With our final playtesting session wrapped up, we now had 2 and a half hours in which to deploy a UI, fix some graphics bugs (players were beginning to glow red, defeating the purpose of subterfuge), introduce sounds to the game and attempt a presentation.

As it turned out, #GGJSthlm also broke with game jam convention in that we did not present to the rest of the group, so sadly my personal challenge to work on my pitch technique could not be met. Still, this gave me more time to work on our project page and throw a trailer together. Tove and Sofia provided UI and presentation assets, while Oscar and Daniel did all they could to round the game off.

Sadly, as we approached the deadline we had to sacrifice the UI, and thus the means of communicating core gameplay to the players. Our points counters were just not playing ball, and while we could verbally tell the players when they could earn power-ups, we couldn’t tell them this through an on-screen marker. Still, I feel we managed to produce a very reasonable prototype, with all the core gameplay elements in place. More than that, Oscar managed to add support for 4 players on a keyboard, giving Mimic a maximum of 8 players. As the 15:00 deadline struck on Sunday afternoon, we were ready to upload, with one of the game jam’s diversifiers (local multiplayer functions) safely in the bag.

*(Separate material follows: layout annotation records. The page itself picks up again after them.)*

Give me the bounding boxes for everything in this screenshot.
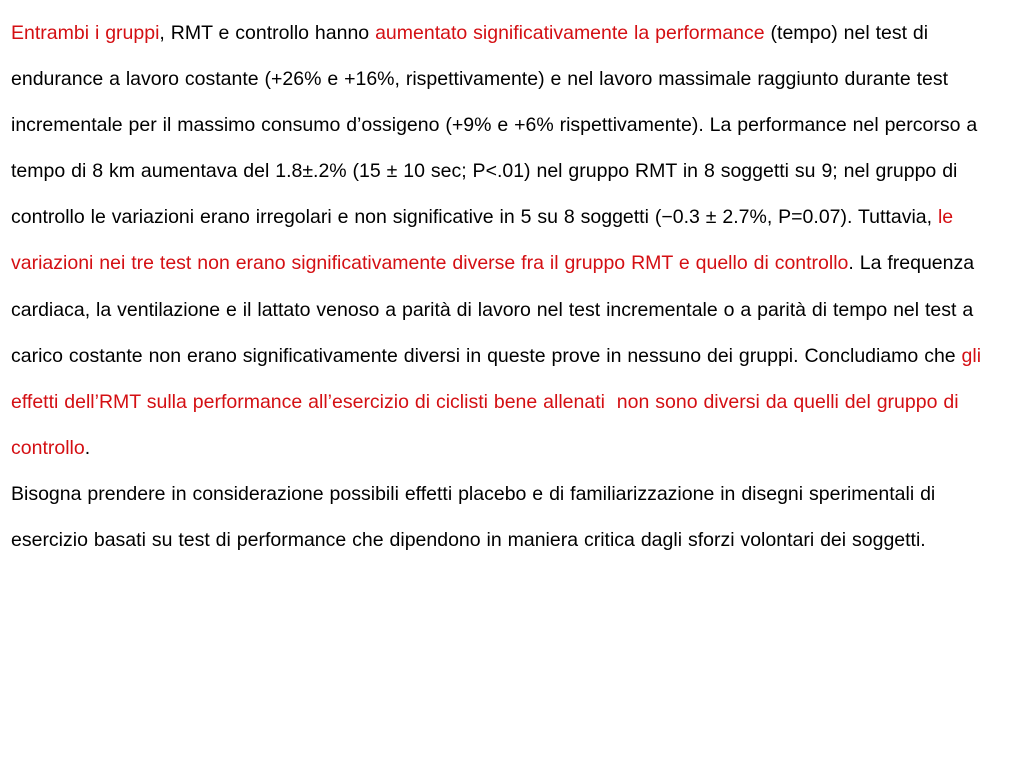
- text-span: (tempo) nel test di endurance a lavoro costante (+26% e +16%, rispettivamente) e nel lavoro massimale raggiunto durante test incrementale per il massimo consumo d’ossigeno (+9% e +6% rispettivamente). La performance nel percorso a tempo di 8 km aumentava del 1.8±.2% (15 ± 10 sec; P<.01) nel gruppo RMT in 8 soggetti su 9; nel gruppo di controllo le variazioni erano irregolari e non significative in 5 su 8 soggetti (−0.3 ± 2.7%, P=0.07). Tuttavia,: [11, 22, 984, 229]
- text-span: gli effetti dell’RMT sulla performance all’esercizio di ciclisti bene allenati non sono diversi da quelli del gruppo di controllo: [11, 344, 987, 459]
- text-span: le variazioni nei tre test non erano significativamente diverse fra il gruppo RMT e quello di controllo: [11, 206, 960, 275]
- text-span: aumentato significativamente la performance: [375, 22, 765, 44]
- slide-text-body: [11, 10, 1015, 563]
- text-span: Entrambi i gruppi: [11, 22, 160, 44]
- text-span: . La frequenza cardiaca, la ventilazione e il lattato venoso a parità di lavoro nel test incrementale o a parità di tempo nel test a carico costante non erano significativamente diversi in queste prove in nessuno dei gruppi. Concludiamo che: [11, 252, 981, 367]
- paragraph-considerations: [11, 471, 1015, 563]
- text-span: .: [84, 436, 91, 459]
- paragraph-results: [11, 10, 1015, 471]
- text-span: , RMT e controllo hanno: [159, 22, 376, 44]
- text-span: Bisogna prendere in considerazione possibili effetti placebo e di familiarizzazione in disegni sperimentali di esercizio basati su test di performance che dipendono in maniera critica dagli sforzi volontari dei soggetti.: [11, 482, 942, 552]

With game builds either uploaded or in the process of being stored on the Global Game Jam servers, the teams all had an opportunity to cross the hazard tape and enjoy each other's demos - and tasty almond cake.
With game builds either uploaded or in the process of being stored on the Global Game Jam servers, the teams all had an opportunity to cross the hazard tape and enjoy each other’s demos – and tasty almond cake.

The rest of the jam was, as ever, a blur. The museum was an alcohol-free zone, but there was cake and plenty of leftover fizzy drink to celebrate with, as well as the chance to relax with members of the museum-going public, and enjoy each other’s games. I opted to finish off our presence on YouTube and the Global Game Jam website, given that sadly I was unable to communicate with most of the visiting gamers, but I had the pleasure of seeing everyone else’s efforts for myself.

So it was that myself, Tove Brantberg, Sofia Peinert, Daniel Nyberg and Oscar Romin created Mimic – an isometric, 2D game in which each player is granted mind control over a random member of a city crowd. Their task is to first ascertain which character they are, and then attempt to spot their opponents based on any erratic movements, or deviation from the crowd. Once a target is acquired, the player must sneak their way through the crowd undetected, and ‘tag’ that other player – a move which reveals the player’s own position with glowing eyes and a retro sci-fi “zap”. If the player’s successful, they earn the ability to flee that host body and settle into a new one; if not, they must do all they can to hide before getting tagged themselves.

It’s not the sort of game I could see working on home consoles, but it is my hope that with some polish, extra game modes and more variety in the art assets, this could go down well at games festivals and events like Wild Rumpus. I’ve already floated the idea to my team-mates; you can be sure to hear of any such happenings at this blog. At the very least, I’ve already thought up a physical variant for crowds which could prove to be rather amusing.

From left: myself, Oscar Romin, Sofia Peinert, Tove Brantberg and Daniel Nyberg
From left: myself, Oscar Romin, Sofia Peinert, Tove Brantberg and Daniel Nyberg

My thanks to my team-mates, who not only contributed an excellent working environment but taught me a lot about both Swedish and Finnish culture (I hope I didn’t lower their expectations of the British too much!). Thanks also to Global Game Jam’s local organisers, Jon Back and Inger Ekman, who provided us with a brilliant venue and ensured that no game jammer went without resources or food. Finally, tack så mycket to the kind people I met at Tekniska Museet, who are awesome for hosting us anyway, but who I felt were especially accommodating given my lack of Swedish. That museum really is run by some brilliant people – do pay a visit if you haven’t already.